The post reads like written by someone who read too much about AI rather than tried to build a startup with the help of AI that they advocate so much. I'm still bounded by system design, UX, pricing and feature decisions, if not by the speed of code output, by the review time for sure. Yes, iterating is faster, but we're nowhere near agentic AI loops spitting out working products. Technically it's possible, but then you just spent that time planning and writing the spec up front, which you'd interleave with dev time otherwise. If the product is a simple CRUD database skin, then yeah, chances of success are lower I think, but this is not the type of startups the post seems to write about.
Yeah… also, it’s just weird. Interfaces are important, they contain information and affordances, everything should not become a chatbot.
I'm glad this is the top comment. I'm ambivalent about a bunch of writing I've seen from Steve Blank - some of his stuff I've loved and some I thought was awful.
But this I just thought was vacuous. I agree with what you wrote, but more to the point, I didn't find any real advice about how a startup should actually change that passed my sniff test. I left the tech startup world about 2 years ago myself, and I'm glad I did, because I just think there are way fewer differentiable opportunities now. That is, even if I accept what Blank says is true, what are all these 2+ year old startups supposed to do - just create some model wrapper/RAG chatbot product like the million other startups out there?
Even in defense, like the article says, there are now a bajillion drone companies, and it looks like a race to the bottom. The most successful plan at this point just looks like the grifter plan, e.g. getting the current president to tweet out your stock ticker.
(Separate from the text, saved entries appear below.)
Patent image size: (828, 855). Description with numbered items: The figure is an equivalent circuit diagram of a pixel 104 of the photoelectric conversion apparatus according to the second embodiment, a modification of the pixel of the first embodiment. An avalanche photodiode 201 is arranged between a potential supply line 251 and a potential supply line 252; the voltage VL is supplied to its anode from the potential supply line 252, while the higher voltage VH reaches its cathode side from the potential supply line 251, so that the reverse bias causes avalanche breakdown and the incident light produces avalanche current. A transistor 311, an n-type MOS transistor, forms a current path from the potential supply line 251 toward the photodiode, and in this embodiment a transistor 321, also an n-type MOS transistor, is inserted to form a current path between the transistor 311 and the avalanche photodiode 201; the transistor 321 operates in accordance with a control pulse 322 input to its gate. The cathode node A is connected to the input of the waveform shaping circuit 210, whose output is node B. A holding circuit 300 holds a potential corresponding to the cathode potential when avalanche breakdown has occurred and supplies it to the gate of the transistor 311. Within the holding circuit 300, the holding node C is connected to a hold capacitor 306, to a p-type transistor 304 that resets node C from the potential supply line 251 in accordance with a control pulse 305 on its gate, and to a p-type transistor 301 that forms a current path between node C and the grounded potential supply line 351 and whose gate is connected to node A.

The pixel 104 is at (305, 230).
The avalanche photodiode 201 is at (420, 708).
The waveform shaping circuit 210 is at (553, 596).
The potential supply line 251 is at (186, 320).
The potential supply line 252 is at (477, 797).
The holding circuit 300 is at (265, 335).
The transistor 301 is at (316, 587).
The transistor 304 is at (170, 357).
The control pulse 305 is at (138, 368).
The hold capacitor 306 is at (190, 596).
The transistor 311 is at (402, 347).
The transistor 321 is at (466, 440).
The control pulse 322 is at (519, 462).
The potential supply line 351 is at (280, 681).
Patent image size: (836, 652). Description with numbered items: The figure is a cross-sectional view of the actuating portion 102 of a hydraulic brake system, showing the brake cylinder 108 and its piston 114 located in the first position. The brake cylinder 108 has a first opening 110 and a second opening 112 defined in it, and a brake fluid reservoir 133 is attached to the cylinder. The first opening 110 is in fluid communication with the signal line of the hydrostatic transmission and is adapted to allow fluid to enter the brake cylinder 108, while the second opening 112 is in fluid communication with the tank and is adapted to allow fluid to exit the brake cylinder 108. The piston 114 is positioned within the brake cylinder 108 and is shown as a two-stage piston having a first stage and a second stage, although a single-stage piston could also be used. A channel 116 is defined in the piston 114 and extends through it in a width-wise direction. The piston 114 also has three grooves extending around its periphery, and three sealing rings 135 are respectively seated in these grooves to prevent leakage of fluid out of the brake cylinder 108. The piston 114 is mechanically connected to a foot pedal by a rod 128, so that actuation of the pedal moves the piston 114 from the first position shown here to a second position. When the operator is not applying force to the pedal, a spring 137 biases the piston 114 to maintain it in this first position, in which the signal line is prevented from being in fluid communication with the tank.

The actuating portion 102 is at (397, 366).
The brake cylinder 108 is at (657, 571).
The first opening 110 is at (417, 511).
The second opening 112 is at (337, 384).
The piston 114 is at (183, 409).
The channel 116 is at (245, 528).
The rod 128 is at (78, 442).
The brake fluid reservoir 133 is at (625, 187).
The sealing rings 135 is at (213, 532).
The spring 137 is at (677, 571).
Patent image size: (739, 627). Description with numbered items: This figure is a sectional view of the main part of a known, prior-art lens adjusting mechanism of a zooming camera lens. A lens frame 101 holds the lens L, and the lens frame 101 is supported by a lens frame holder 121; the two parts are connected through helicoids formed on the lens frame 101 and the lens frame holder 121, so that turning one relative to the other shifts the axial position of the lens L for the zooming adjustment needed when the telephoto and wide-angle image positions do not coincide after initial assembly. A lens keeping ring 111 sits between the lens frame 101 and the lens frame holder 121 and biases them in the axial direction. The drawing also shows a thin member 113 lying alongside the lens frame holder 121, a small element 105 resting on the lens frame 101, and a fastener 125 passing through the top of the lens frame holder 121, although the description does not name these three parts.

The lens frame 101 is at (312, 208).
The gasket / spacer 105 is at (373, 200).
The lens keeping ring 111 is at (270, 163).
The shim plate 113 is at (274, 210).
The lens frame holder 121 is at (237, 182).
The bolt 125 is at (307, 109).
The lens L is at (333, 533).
I'm honestly curious what folks think are good startup business plans these days. Even startups that looked they were "knock it out of the park" successes like Cursor and Lovable just seem like they have no moat to me - I see very few startups (particularly in the "We're AI for X!" that got a ton of funding in the past two years) with defensible positions.
Are you familiar with Steve Blank? What you’re describing really isn’t his MO at all.
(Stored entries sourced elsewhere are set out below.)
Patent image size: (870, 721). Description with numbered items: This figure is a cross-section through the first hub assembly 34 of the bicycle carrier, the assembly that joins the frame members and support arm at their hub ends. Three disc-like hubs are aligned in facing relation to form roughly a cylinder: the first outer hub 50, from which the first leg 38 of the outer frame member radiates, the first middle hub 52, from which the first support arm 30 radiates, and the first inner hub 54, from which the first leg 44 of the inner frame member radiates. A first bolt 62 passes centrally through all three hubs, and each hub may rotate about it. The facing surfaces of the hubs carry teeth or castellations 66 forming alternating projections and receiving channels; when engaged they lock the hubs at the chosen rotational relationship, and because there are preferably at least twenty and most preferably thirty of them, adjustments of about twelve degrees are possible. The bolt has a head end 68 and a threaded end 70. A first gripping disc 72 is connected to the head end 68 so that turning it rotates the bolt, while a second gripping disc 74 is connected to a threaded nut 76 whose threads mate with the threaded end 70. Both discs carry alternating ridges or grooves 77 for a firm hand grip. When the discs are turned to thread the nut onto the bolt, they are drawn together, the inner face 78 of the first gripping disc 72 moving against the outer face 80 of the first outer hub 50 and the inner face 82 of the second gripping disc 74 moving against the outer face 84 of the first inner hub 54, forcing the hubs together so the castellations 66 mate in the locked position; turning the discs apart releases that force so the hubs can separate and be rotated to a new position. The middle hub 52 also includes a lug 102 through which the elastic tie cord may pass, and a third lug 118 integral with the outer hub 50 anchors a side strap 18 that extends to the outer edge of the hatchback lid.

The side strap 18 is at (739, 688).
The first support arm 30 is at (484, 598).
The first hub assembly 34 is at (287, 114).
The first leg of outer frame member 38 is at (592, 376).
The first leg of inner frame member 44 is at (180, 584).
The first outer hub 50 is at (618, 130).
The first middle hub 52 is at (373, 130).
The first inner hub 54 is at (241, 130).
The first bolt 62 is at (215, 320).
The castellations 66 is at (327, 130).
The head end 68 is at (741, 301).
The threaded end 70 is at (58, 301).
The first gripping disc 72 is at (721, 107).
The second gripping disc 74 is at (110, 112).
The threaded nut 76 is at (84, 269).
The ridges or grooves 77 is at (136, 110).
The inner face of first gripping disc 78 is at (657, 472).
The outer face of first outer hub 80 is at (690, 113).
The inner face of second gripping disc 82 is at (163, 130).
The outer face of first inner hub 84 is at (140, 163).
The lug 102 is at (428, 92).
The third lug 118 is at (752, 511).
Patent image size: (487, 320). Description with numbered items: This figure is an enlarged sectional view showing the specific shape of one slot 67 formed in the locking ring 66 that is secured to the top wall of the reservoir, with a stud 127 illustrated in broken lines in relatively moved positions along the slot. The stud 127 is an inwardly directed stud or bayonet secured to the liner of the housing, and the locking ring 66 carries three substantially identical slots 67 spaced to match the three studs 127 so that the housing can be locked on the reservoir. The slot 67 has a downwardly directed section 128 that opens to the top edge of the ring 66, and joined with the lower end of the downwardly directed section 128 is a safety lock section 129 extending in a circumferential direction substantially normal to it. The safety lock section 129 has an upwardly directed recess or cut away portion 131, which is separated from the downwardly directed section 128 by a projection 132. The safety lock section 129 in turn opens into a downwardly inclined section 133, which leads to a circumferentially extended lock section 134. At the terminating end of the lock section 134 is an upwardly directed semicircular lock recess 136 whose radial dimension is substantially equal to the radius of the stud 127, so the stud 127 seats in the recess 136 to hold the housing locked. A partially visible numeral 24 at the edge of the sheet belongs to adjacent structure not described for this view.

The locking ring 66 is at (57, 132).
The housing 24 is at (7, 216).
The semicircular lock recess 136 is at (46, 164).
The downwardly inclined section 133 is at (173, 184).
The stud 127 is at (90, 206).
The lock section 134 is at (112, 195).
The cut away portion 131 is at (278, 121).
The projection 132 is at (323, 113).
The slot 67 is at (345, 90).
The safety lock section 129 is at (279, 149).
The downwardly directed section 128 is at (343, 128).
I think the AI backlash is strong enough that "AI-Free" might be a powerful marketing tool, whether that is fair or not.
You are assuming a linear future while we are in an exponential.
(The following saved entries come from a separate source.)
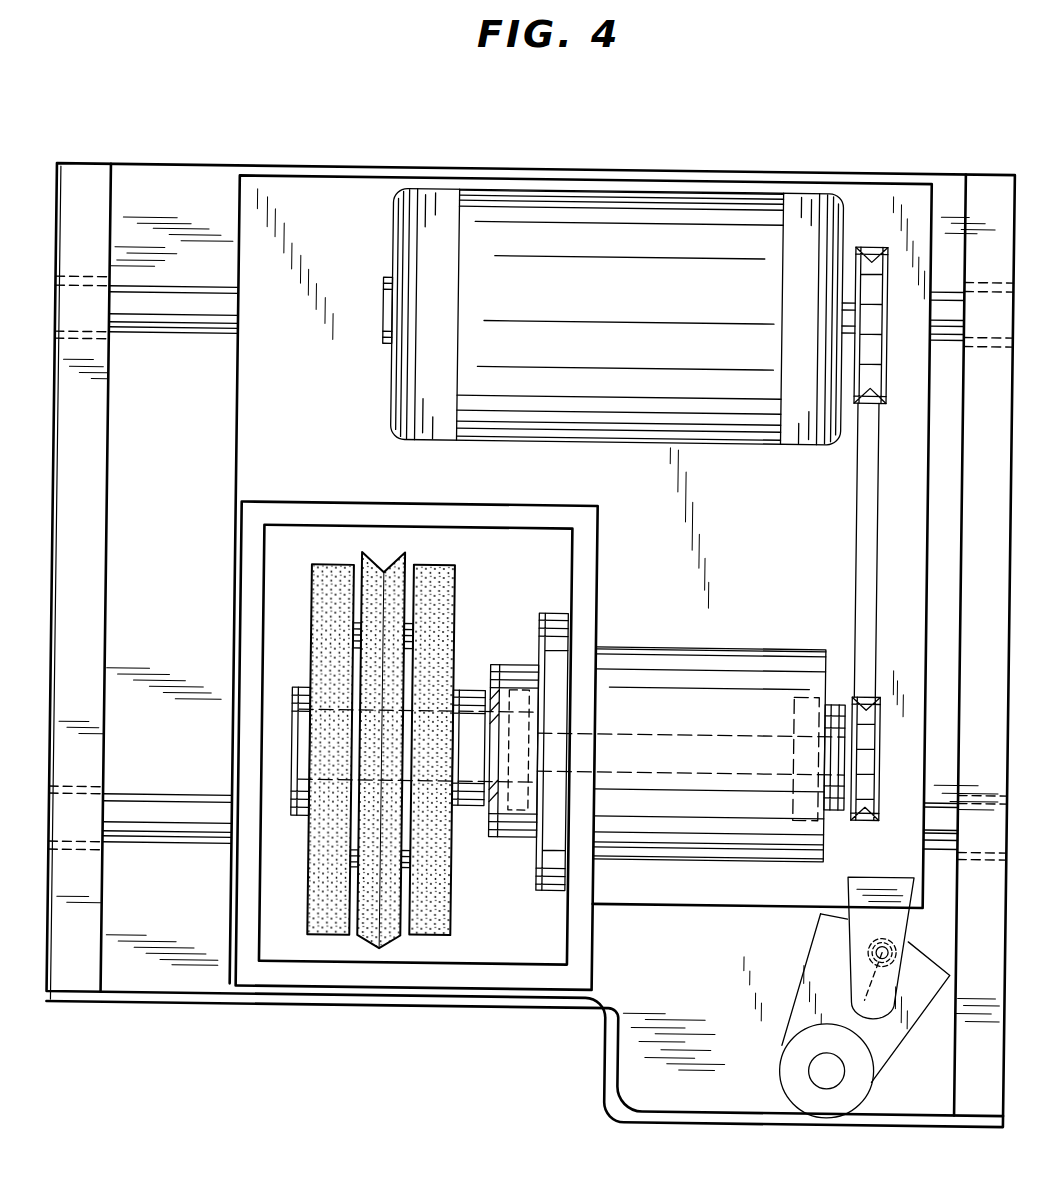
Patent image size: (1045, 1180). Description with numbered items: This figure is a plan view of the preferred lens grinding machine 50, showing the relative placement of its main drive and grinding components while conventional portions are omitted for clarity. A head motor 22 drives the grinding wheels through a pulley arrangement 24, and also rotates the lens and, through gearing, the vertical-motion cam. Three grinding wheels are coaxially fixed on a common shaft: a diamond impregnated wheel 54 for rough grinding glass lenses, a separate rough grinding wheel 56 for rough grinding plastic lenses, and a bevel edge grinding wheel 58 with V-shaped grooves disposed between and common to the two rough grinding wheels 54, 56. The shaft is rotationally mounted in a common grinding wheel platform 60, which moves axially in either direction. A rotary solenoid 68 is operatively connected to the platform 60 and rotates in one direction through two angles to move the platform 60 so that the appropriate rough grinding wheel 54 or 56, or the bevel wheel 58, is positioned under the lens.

The motor 22 is at (707, 441).
The pulley arrangement 24 is at (853, 529).
The lens grinding machine 50 is at (224, 601).
The diamond impregnated grinding wheel 54 is at (311, 581).
The rough grinding wheel 56 is at (440, 580).
The bevel edge grinding wheel 58 is at (377, 572).
The grinding wheel platform 60 is at (685, 908).
The rotary solenoid 68 is at (806, 986).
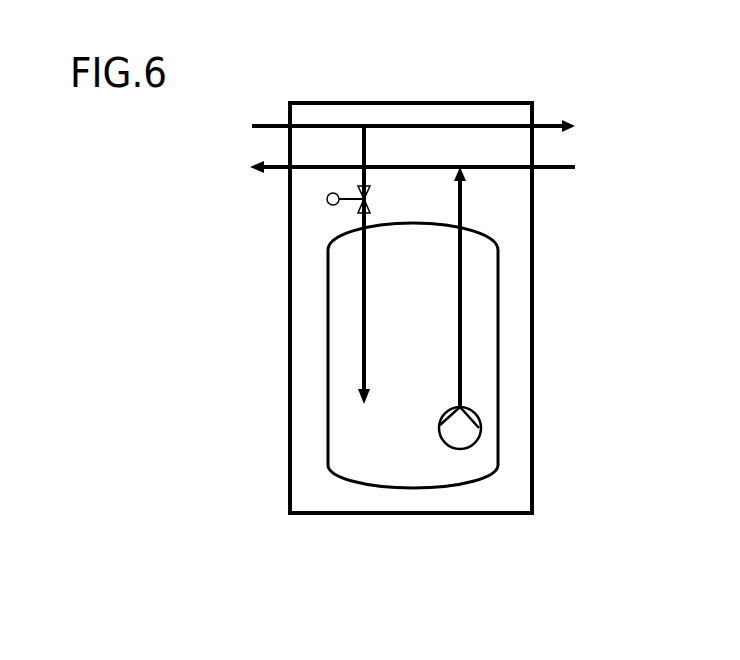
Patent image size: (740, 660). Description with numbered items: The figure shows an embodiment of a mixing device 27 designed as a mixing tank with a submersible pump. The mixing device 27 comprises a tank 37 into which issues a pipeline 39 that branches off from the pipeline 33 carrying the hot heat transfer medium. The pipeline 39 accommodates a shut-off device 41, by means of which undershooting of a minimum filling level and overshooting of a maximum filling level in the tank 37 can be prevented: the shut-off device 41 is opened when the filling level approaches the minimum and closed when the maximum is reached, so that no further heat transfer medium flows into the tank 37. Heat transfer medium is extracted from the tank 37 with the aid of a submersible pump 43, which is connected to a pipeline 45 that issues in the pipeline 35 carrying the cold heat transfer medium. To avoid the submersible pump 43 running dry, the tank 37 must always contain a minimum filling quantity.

The mixing device 27 is at (535, 218).
The pipeline carrying the hot heat transfer medium 33 is at (400, 124).
The pipeline carrying the cold heat transfer medium 35 is at (493, 165).
The tank 37 is at (328, 343).
The pipeline 39 is at (360, 370).
The shut-off device 41 is at (327, 200).
The submersible pump 43 is at (482, 418).
The pipeline 45 is at (462, 298).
One year ago models could barely write a working function.
It's gotten to the point where, when I see yet another Thought Leadership article about software development, I search the page for the word "will". If I see unqualified predictions of the future (AI will change this and Agents will do that and developers will need to do thus), I think I can safely ignore the article. Who has the hubris to make such strong and unwavering statements about a future nobody can see?